La détermination se lisait dans les yeux de la femme, et dans ceux de son ami, elle pouvait y voir la confirmation qu'il ne s'opposerait plus à son choix. Toute sa vie, Moniléca avait évolué dans cette société misogyne et était malgré tout parvenue à s'en accommoder pour se hisser au rang de Justicier. Cependant, les récents évènements l'avaient forcé à détourner son regard de sa carrière et ce qu'elle avait découvert en observant le monde l'avait bien plus marqué qu'elle ne l'aurait imaginé. Ces filles souffraient à cause de ces même citoyens que la Lame Sacrée lui ordonnait de protéger. Mais ce n'étaient pas eux qui avaient besoin de protection. Alors si son intervention pouvait en sauver ne serait-ce qu'une seule, Moniléca était prête à faire face aux conséquences de ses actes.

- Je ne te demande pas de me comprendre. Je sais que pour toi mes paroles doivent ressembler à celles de Kayonis, mais le malheur de ces filles est réel et je compte bien essayer d'y mettre un terme.

Les dernières paroles de la femme étaient allées plus vite que ses pensées et les mots qui étaient sortis de sa bouche l'avaient sûrement autant surprise que son interlocuteur. Pourtant, ce n'était qu'en les prononçant que l'ancienne Justicière avait compris à quel point ils étaient vrais. Jouer les héroïnes n'était pas dans ses habitudes et cette nouvelle vocation n'était pas non plus une manière détournée de satisfaire son égo meurtri par la perte de son rang social. Moniléca s'inquiétait réellement pour les femmes de Rexirivie et même si le sourire narquois qu'arborait Nail en ce moment l'agaçait fortement, elle n'avait pas à avoir honte de ses motivations.

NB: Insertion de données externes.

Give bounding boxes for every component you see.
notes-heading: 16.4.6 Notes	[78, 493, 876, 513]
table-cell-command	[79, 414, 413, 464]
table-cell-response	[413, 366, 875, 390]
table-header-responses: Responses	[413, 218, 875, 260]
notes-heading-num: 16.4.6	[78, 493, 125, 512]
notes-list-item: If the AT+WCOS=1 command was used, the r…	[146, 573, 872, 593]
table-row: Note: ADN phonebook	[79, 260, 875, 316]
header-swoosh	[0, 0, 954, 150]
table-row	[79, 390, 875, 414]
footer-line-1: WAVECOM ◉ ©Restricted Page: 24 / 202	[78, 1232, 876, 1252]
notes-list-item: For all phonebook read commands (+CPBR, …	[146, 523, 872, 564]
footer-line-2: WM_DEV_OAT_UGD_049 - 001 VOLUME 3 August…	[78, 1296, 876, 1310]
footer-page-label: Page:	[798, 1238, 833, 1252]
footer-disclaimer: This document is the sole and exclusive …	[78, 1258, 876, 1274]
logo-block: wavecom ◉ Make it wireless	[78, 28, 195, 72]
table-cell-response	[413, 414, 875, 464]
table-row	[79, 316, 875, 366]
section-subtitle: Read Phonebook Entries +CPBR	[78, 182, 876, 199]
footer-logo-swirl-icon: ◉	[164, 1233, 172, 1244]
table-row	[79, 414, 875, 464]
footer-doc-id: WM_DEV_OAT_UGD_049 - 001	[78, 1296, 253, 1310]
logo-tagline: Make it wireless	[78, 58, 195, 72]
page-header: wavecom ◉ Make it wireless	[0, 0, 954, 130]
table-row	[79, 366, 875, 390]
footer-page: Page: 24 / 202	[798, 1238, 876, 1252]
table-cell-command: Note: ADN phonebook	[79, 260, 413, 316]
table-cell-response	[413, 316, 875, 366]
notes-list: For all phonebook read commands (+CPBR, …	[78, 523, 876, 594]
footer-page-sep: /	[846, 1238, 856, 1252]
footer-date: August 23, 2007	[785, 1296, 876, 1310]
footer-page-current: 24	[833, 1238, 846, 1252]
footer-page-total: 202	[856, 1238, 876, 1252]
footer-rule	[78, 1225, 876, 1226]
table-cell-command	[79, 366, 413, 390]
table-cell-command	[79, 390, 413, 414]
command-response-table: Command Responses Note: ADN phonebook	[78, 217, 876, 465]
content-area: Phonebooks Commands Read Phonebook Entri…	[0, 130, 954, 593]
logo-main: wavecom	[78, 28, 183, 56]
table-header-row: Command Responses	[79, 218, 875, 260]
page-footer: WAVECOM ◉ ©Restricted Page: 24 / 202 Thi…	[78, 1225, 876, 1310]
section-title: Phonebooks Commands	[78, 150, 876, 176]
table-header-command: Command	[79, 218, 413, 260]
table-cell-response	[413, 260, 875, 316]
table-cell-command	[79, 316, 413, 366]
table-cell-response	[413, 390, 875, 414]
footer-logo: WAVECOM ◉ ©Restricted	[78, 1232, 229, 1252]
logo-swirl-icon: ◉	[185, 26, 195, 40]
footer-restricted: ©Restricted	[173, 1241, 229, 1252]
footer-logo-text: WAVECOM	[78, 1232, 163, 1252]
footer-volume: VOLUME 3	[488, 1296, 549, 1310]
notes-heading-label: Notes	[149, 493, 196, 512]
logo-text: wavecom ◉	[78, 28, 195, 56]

- Je ne te croyais pas capable d'autant de compassion, Moni. Tu m'épates !

- Commence pas, t'as compris ce que je voulais dire...

Le spirite avait toujours pris plaisir à taquiner sa partenaire et même si elle ne lui avouerait pas, entendre de nouveau les railleries de son équipier l'apaisait profondément. Peut-être était-elle plus affectée par les événements qu'elle ne se l'était imaginée. Malheureusement, l'instant nostalgie ne dura pas plus longtemps. L'homme avait déjà retrouvé son sérieux et le regard désolé qu'il affichait à présent n'augurait rien de bien joyeux. Finalement, la recherche de Jyhann n'était peut-être pas le seul sujet houleux qui ponctuerait leur soirée et la grande inspiration que pris Nail indiqua à la femme qu'il était temps de passer au second.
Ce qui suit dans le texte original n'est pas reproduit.